I suppose that we have all felt the terror of it—all of us, at least, who have temporal hopes, fears, and aspirations beyond the day. The brightness of it mocks, and the warmth of it burns us, and the glory of it irradiates each one but ourselves. We lose sight of the fact, that all these sensations are born of our own sense of defeat, perhaps—or of dyspepsia, or disappointment—therefore we do not look further back for causes, and discern that each one of these things is probably the offspring of incompetence, unworthiness, or—more likely still—of a weakness of will, a faltering of purpose which prevented our grasping and retaining firmly that which we desired to have. All things come to him who knows how to wait. All things are to be had by him who knows how to take.

Here it doesn’t appear in quotation marks, nor is there any reference to it being an old saw or well-known saying.

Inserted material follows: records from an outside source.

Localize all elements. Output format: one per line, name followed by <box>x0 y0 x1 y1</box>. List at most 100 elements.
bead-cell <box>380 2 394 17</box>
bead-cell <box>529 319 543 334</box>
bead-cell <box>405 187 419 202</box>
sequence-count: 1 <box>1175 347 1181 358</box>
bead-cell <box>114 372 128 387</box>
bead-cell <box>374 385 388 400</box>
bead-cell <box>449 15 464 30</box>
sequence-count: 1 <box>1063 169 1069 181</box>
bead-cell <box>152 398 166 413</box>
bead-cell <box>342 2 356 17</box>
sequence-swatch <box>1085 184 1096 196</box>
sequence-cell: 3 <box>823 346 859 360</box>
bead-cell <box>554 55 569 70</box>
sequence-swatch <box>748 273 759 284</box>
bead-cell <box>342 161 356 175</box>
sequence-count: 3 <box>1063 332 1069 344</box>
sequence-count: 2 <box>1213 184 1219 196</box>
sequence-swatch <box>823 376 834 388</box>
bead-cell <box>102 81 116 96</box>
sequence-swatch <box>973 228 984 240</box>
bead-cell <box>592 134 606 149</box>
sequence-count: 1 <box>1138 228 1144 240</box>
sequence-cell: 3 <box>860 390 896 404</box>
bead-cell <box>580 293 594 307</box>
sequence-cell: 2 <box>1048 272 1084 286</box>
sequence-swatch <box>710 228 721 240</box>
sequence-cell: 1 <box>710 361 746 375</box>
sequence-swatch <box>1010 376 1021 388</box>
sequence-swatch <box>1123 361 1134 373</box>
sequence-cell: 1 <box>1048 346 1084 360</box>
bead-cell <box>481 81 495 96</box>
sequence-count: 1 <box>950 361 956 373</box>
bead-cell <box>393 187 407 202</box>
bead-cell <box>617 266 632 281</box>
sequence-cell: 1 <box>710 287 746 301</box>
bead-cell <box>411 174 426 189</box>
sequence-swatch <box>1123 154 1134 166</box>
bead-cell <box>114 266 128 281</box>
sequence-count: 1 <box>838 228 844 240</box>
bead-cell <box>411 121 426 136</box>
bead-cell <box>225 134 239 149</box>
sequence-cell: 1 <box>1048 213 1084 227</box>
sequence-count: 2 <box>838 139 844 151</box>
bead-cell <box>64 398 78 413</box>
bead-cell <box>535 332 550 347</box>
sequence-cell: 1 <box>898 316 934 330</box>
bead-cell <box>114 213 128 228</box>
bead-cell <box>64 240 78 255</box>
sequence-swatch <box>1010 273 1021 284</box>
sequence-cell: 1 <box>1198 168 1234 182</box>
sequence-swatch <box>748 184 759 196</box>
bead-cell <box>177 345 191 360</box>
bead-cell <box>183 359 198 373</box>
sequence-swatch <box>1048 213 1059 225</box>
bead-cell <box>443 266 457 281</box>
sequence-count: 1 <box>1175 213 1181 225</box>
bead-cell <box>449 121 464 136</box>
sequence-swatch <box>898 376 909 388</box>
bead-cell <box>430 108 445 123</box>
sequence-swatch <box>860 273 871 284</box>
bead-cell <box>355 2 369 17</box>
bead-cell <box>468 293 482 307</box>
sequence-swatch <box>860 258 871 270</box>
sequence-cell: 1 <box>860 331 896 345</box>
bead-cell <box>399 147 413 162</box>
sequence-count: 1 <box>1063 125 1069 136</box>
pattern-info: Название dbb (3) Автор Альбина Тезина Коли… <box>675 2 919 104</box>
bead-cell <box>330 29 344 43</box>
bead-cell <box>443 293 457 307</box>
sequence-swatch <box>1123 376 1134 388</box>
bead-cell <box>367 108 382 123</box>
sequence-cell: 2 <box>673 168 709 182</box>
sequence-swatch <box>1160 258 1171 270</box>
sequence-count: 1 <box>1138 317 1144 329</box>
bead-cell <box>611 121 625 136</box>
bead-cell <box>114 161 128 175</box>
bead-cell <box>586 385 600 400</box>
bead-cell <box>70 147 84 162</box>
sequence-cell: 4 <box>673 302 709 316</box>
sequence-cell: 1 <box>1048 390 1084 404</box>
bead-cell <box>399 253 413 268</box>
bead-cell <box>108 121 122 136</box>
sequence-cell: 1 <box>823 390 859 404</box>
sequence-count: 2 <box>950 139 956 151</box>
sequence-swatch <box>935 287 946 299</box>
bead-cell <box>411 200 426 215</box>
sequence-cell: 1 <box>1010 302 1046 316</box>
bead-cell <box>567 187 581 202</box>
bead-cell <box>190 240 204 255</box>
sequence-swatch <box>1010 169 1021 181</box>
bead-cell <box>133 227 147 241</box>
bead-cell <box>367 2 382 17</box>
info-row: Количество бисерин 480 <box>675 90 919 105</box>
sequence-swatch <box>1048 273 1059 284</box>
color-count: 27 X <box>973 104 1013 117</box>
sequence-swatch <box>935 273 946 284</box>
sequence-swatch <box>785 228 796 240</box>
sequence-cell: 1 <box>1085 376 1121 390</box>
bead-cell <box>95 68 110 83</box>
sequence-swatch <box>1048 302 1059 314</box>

That doesn’t mean it wasn’t—the whole passage reeks with cliché, and this could well be one of them. But if I weren’t specifically looking for those particular words, there is nothing about them that would make me think Annie Cudlip was quoting anybody else. All of which makes me wonder—is this the spring from which the trite river flows?

In any case, the many references to the saying in the 1870s and thereafter, and the complete absence of references before this make me wonder. Is it an old saying—or simply a passage from a novel that passed into proverb?

It is sometimes cited as a French proverb (Tout vient à qui sait attendre) as for example in this 1875 Punch cartoon. The French phrase is the title of the “Violet Fane” poem as well. Is there any evidence for a French connection?

Well, yes, there is. François Rabelais in his classic Fourth Book of Pantagruel (chapter XLVIII) has it in the form “Tout vient à poinct à qui peult attendre” meaning (more or less) everything comes to him who is able to wait. As the book was published in 1552 the saying clearly antedates Lincoln by some three centuries. At least in French.

I’m still dubious. Nobody cites any evidence to show that the saying circulated in English in Lincoln’s time—which is not the same thing as saying that no evidence exists. In any case there is no particular reason to suppose that Lincoln is responsible for the nineteenth-century twist on the saying, or for the twenty-first century take either. And I personally doubt that he ever said the original, either, though it’s not beyond the bounds of possibility.